Zdecydowanie inaczej jest w przypadku testowanego GE75 Raider 10SGS. Napis na naklejce "giant speaker" to nie tylko pusty slogan. We wnętrzu notebooka znalazły się łącznie cztery głośniki, z czego dwa pełnozakresowe i dwa subwoofery. Całość gra rewelacyjnie, jak na tego typu sprzęt. Czuć bas, średnica jest mocna a całość gra całkiem głośno. Da się na tym z przyjemnością posłuchać muzyki, a i w grach nie będziemy poszkodowani. Zastosowane rozwiązanie Dynaudio robi robotę!
I tym pozytywnym akcentem dobrnęliśmy do podsumowania możliwości MSI GE75 Raider 10SGS. Jak widzicie to sprzęt o nieprzeciętnych możliwościach jak na konstrukcję mobilną. Kolejna bariera przełamana. Informuję, że testowany MSI został najmocniejszą konfiguracją, którą przyszło mi testować. To sprawka duetu w postaci procesora Intel Core i9 10980HK i pełnego GPU GeForce RTX 2080 Super. Zero kompromisów pod tym względem.
Choć testowany model dedykowany jest graczom, zresztą będą oni zachwyceni, wydajność w grach i szybka matryca robią swoje :) Na tej konfiguracji, w końcu, zobaczymy w pełnej krasie te mityczne promienie świetlne generowane w czasie rzeczywistym. Do tego jakość obrazu podbijemy z wykorzystaniem DLSS. Cud, miód i orzeszki.
Z tej ogromnej wydajności skorzystają też osoby siedzące w renderingu, projektach 3D, pracy na kolorach (fotografia) czy montażyści wideo. Wsparcie przez producentów oprogramowania, gdzie nacisk położony jest na efektywne wykorzystanie rdzeni Tensor czy sztucznej inteligencji, które rozwija Nvidia, jest nieocenione! Lista partnerów jest coraz dłuższa, a efekty potrafią zaskoczyć nawet najbardziej wymagających twórców. Więcej o Nvidia Studio przeczytacie w mojej publikacji sprzed kilku miesięcy.

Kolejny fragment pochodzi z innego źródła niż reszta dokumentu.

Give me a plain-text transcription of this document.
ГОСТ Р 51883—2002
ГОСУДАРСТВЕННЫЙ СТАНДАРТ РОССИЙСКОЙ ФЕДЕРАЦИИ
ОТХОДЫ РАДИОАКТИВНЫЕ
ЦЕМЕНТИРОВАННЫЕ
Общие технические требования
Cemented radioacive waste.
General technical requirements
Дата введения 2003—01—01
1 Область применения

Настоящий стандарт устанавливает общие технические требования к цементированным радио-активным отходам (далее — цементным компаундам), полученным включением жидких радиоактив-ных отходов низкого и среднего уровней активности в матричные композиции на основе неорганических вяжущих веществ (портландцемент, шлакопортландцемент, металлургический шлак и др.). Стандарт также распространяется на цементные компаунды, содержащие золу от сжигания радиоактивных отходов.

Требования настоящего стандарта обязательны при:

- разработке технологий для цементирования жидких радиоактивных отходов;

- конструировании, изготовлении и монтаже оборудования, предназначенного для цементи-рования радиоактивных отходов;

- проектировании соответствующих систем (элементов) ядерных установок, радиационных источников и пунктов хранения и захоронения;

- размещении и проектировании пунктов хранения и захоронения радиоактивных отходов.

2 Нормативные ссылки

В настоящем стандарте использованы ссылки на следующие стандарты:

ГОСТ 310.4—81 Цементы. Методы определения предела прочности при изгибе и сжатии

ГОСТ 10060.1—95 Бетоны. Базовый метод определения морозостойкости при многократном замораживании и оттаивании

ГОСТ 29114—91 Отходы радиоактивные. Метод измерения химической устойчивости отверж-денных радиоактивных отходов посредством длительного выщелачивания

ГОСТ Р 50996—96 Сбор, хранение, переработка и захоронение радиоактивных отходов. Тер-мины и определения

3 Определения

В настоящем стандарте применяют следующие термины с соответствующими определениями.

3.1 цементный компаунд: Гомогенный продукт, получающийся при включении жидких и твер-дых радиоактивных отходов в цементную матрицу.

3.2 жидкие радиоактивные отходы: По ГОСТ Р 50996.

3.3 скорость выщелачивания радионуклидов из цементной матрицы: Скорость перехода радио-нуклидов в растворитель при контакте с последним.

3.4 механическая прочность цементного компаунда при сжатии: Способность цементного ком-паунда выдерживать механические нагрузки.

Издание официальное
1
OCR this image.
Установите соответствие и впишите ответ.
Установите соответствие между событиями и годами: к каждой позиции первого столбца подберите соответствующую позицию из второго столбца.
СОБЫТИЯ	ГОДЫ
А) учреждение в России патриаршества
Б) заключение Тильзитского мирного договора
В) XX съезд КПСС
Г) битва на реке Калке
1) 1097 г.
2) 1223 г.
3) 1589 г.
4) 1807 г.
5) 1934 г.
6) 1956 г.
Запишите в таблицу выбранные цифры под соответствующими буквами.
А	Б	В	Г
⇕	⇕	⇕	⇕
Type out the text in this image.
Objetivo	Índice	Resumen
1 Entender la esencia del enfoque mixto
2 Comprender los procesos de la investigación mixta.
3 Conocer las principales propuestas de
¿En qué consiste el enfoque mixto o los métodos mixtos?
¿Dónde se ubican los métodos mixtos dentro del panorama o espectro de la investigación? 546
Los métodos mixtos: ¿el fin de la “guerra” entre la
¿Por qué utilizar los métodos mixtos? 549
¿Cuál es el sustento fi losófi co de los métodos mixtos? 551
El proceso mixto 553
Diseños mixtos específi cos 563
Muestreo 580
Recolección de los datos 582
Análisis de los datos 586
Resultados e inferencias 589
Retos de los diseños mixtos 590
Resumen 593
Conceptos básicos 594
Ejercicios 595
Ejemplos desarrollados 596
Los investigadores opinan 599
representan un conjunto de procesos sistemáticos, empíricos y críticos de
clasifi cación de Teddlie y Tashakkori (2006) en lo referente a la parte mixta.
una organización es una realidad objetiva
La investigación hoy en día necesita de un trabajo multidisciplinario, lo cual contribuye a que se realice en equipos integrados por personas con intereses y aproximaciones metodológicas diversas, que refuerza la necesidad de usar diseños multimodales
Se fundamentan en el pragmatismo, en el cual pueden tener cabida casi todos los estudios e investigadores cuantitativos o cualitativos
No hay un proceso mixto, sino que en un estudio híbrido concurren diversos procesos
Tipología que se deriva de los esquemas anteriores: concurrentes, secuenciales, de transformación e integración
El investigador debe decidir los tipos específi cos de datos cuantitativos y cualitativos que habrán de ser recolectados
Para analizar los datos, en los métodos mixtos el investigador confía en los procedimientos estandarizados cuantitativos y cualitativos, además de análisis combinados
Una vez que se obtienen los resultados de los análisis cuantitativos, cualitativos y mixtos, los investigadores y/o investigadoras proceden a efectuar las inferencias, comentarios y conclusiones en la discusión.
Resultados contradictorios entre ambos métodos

Fakt, trochę wkurzyła mnie klawiatura, jednak nie na tyle, aby zniweczyć bardzo pozytywny odbiór tego sprzętu. Zdecydowanie uważam ten model za rewelacyjny sprzęt, który przyszłym nabywcą przyniesie wiele frajdy i dostarczy wydajności do poważnej pracy. O ile wcześniej cena nie zwali nas z nóg.
A ta niestety do niskich nie należy, już przy recenzji Della utyskiwałem, że te 12 tys. PLN to dużo. A co powiecie na blisko 14 tys. PLN? Tyle dokładnie kosztuje testowana konfiguracja. Cóż, świetna wydajność, komponenty mobilne z najwyższej półki, bardzo dobre wykonanie i zastosowane dobrej jakości materiały. To wszystko musi kosztować. Dodajmy do tego zawirowania w produkcji, pozrywane łańcuchy dostaw i braki na rynku. Efekt łatwo przewidzieć, mamy to co mamy.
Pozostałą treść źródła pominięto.